Le soir était venu, de nouveau chez lui. Et le viking n'aurait surement pas eu été le seul à être surpris. Malheureusement pour lui. Il sortit de vitesse pour se retrouver à l'extérieur. C'est alors qu'il reçut une lettre dans une bouteille, dans un bateau de pêche flottant au bord du rivage, auxquel il avait l'habitude de monter pour pêcher, au plus grand plaisir de Sheltie … Et d'eux-même.

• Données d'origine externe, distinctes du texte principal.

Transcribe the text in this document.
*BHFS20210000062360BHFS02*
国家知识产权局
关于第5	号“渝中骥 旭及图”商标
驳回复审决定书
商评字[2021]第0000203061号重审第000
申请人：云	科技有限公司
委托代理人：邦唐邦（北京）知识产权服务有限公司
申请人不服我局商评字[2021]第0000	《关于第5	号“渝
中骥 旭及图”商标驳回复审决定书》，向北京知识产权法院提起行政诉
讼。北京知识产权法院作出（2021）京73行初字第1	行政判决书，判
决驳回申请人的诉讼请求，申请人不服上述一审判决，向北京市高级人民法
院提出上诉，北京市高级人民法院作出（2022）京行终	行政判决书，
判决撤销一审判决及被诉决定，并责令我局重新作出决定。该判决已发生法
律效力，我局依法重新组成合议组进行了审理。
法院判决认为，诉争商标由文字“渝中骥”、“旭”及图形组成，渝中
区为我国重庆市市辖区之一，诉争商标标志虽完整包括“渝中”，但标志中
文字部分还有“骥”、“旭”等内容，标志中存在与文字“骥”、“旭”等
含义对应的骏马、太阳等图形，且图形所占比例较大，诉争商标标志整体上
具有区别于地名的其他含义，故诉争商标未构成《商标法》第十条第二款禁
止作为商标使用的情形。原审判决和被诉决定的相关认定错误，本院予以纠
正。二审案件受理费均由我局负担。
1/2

A toi qui me reconnaîtra dans cette lettre,

Je n'ai que peu de temps à t'écrire, mais j'aurais voulu que tu saches qu'une périlleuse situation m'oblige à quitter momentanément l'île dû à un conflit avec mes pays voisins ainsi qu'à l'autorité du mien en quête de concevoir ma propre indépendance. Je préfère ne pas t'annoncer ce qu'il engendra de ton île par la suite, mais je suis sûr que tu seras heureux avec toi-même et en compagnie de notre petite Sheltie. En face de cette lettre se trouve l'homme que je voulais que tu sois plus tard et cela avec le plus grand des succès. Bon courage à toi, Ewen.

Le dit Ewen eut un moment de choc provisoire, suivi d'un tremblement au niveau des membres sur les bras et les jambes. Comment ne pouvait-il n'avoir rien remarqué après ces centaines d'années de batailles et de conflits qui lui semblaient complétement inintéressants sous sa propre cause ? Il le réalisa. Tard, mais il le réalisa. Celle d'avoir le pouvoir sur son propre archipel nommé « Shetland ». Ewen était un être immortel, une nation … Une nation dépendante d'une autre. Une nation abandonnée pour être possédé par quelqu'un d'autre. Il serra durement les poings, ces poings contre ses joues, et accroupi au sol, réfutant l'idée de pleureur en sanglots bien qu'en vain.

« Tu as promis que l'on resterait ensemble... »

Les années passèrent, et Ewen attendait toujours son retour.

Dans l'attente que la Norvège sous dépendance et Shetland réussiront peut-être tous les deux, à tenir chacun un jour, leur promesse.